Lilly Baker was driving to meet some friends in Limestone County, Ala., earlier this month, when she spotted a woman with a wheelchair who was struggling to cross the railroad tracks on foot.
Baker pulled up beside the tracks to see if she could help. Then she saw a train approaching.
“I got out of my car and I went over to her, and by the time I got to her, the lights started flashing on the train and the horn was going off,” recalled Baker, who lives in Athens, Ala. “I grabbed her from behind her arms and I tried to pick her up and walk with her, and we fell.”
Baker tried a second time to carry the woman off the tracks — and they fell again.
“The train was so close to us, we had no time to go anywhere,” Baker said. “It was a nerve-racking situation.”
One more time, as the train drew terrifyingly near, “I grabbed as hard as I could to get her out of there,” she continued, explaining that she pulled the woman by her jacket.
Baker said she wasn’t worried about putting herself at risk.
“I could not leave her there,” she said.
Baker narrowly saved the woman’s life — and her own. An employee of the railroad company, CSX, later told Baker the train was less than 20 inches away from hitting them both.
The train did, in fact, clip the woman’s feet, leading to two broken ankles. It also wrecked the woman’s wheelchair.
“My adrenaline was rushing,” said Baker, noting that she sat with the woman — who seemed disoriented and was in pain — at the side of the train tracks. Baker saw a nearby worker and told them to call an ambulance, as her cellphone was still in the car.

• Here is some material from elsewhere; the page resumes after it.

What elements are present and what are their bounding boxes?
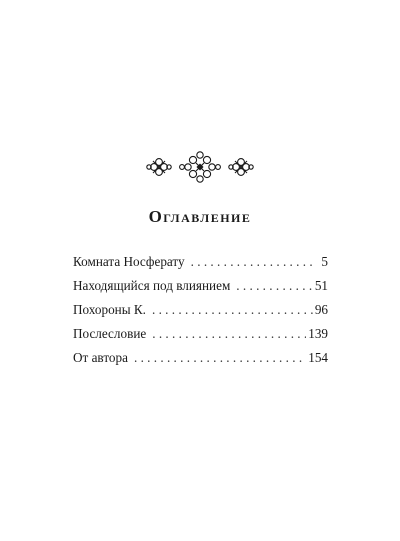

“I was just sitting there crying,” Baker said, adding that the train operator halted the train and came to check on them right away.
The woman is still in the hospital, but is recovering well, police said. The story was first reported by WAFF 48.
“It was a bad injury,” said Jereme Robison, chief of police for the Ardmore Police Department, who responded to the scene on Feb. 5. Fortunately, though, “she’s going to be fine.”
Robison has been in touch with the 53-year-old woman through a social worker. The Washington Post is withholding her name to protect her privacy.
“Due to medical reasons, she is not able to be interviewed at this moment,” Robison said, explaining that she lives in an apartment building across from the train tracks, and on the day Baker saved her, the woman was taking a shortcut after she left her home.
“It’s not a safe place to cross [with] a wheelchair,” Robison said, adding that the woman has both mental health and physical challenges. “She can barely walk.”
Robison was stunned that a teenager had the foresight and courage to save a stranger.
“I think it’s one of the bravest acts I’ve ever seen,” said Robison, who has been a police officer for 20 years. “For an 18-year-old girl who is not big in stature to risk her life to save somebody else, she just showed that bravery comes in all shapes and sizes.”
“She’s really a hero,” he added.
Baker, a high school senior, said she didn’t think twice.
“If I see anybody in any kind of trouble, I try to help them,” she said.
Although Baker has not been in touch with the woman since that day, she has heard from her family.
“They were very thankful,” Baker said. “Her sister-in-law was repeatedly telling me ‘Thank you, you saved her life.’”
Baker said her parents are proud — and relieved that both she and the woman are safe. The Limestone County Commission presented Baker with an award for her heroism on Tuesday.
Baker said she hopes her bravery inspires others to help a stranger in need.
“I hope anybody who is in a position to help will do so with no hesitation,” she said.